Luego pasaron los nuevos caballeros en sus monturas. Iban en fila de a dos y formaban un grupo de más de trescientos, vestían enteramente de blanco y algunos llevaban cosida la cruz en la espalda, el hombro o el pecho. Al parecer iban donde la barbacana, en el castillo condal, a despedirse y rendir tributo a los Trencavel que, curiosamente, protegían descaradamente a los herejes cátaros.
La comitiva era impresionante: muchos jóvenes, algunos entrados en años; la mayoría de aquellos caballeros pertenecía a lo más granado de la Europa cristiana. Había francos, normandos, anglos, sajones, frisones, belgas y germanos. Algunos freires delataban por su tez que su procedencia era más meridional; venían de luchar contra los moros en España. Tras los monjes soldado desfilaba marcial la tropa de sargentos, todos de negro y portando cruces rojas en el pecho a la manera de los cruzados. Eran lo menos doscientos.
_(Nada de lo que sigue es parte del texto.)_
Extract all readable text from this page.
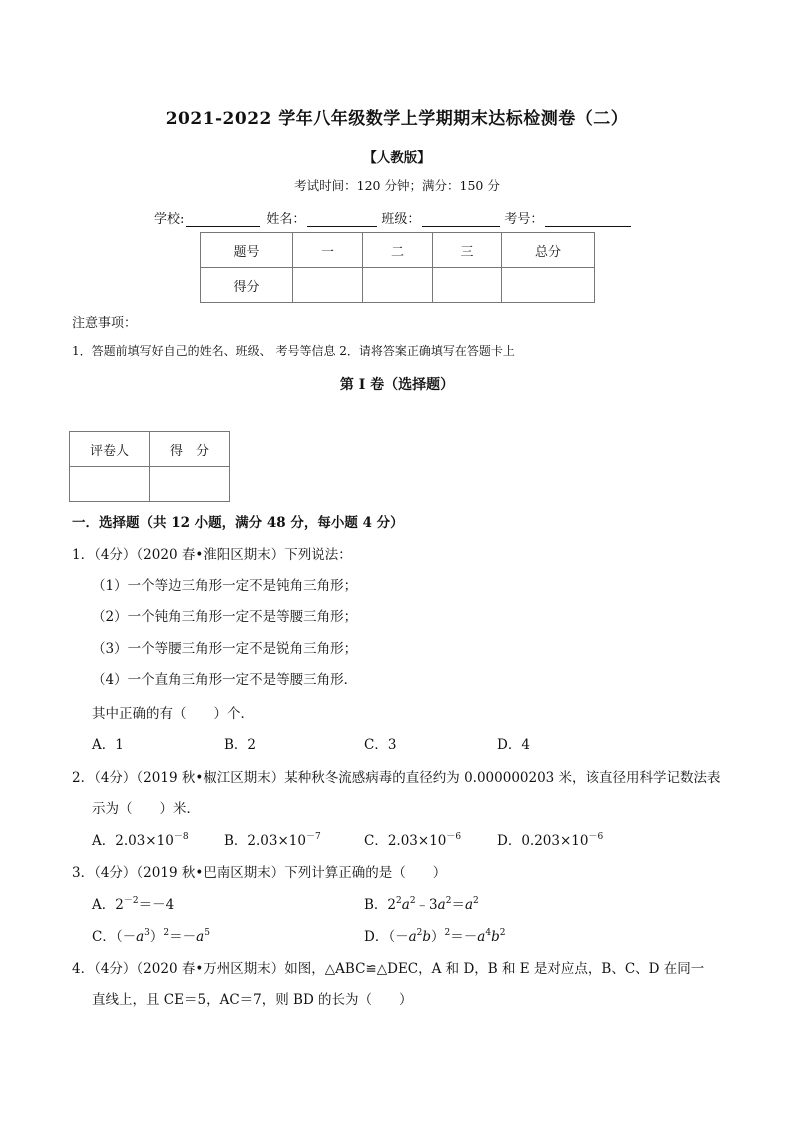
2021-2022 学年八年级数学上学期期末达标检测卷（二）
【人教版】
考试时间：120 分钟；满分：150 分
学校:	姓名：	班级：	考号：
题号	一	二	三	总分
得分				
注意事项：
1．答题前填写好自己的姓名、班级、 考号等信息 2．请将答案正确填写在答题卡上
第 I 卷（选择题）
评卷人	得　分

一．选择题（共 12 小题，满分 48 分，每小题 4 分）
1．（4分）（2020 春•淮阳区期末）下列说法：
（1）一个等边三角形一定不是钝角三角形；
（2）一个钝角三角形一定不是等腰三角形；
（3）一个等腰三角形一定不是锐角三角形；
（4）一个直角三角形一定不是等腰三角形．
其中正确的有（　　）个．
A．1	B．2	C．3	D．4
2．（4分）（2019 秋•椒江区期末）某种秋冬流感病毒的直径约为 0.000000203 米，该直径用科学记数法表
示为（　　）米．
A．$2.03\times 10^{-8}$	B．$2.03\times 10^{-7}$	C．$2.03\times 10^{-6}$	D．$0.203\times 10^{-6}$
3．（4分）（2019 秋•巴南区期末）下列计算正确的是（　　）
A．$2^{-2}=-4$	B．$2^2a^2﹣3a^2=a^2$
C．$(-a^3)^2=-a^5$	D．$(-a^2b)^2=-a^4b^2$
4．（4分）（2020 春•万州区期末）如图，△ABC≌△DEC，A 和 D，B 和 E 是对应点，B、C、D 在同一
直线上，且 CE＝5，AC＝7，则 BD 的长为（　　）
Luego aparecieron los turcópoles, los guerreros traídos de Oriente que servían al Temple como tropa mercenaria. Iban a caballo, armados con largas lanzas en cuyas puntas colgaba la divisa del Temple, con ligeras corazas de cuero y sobre monturas de pequeño tamaño. Tras ellos iban los armigueros, que retiraban las deposiciones de los caballos y que hacían las veces de escuderos de los templarios. La gente estaba eufórica. Los caballeros iban a Tierra Santa. «¿Estaré a tiempo de partir con ellos?», pensó Arriaga, que no vio a su amigo entre los integrantes del desfile. ¿Habría partido ya? Esperaba que no.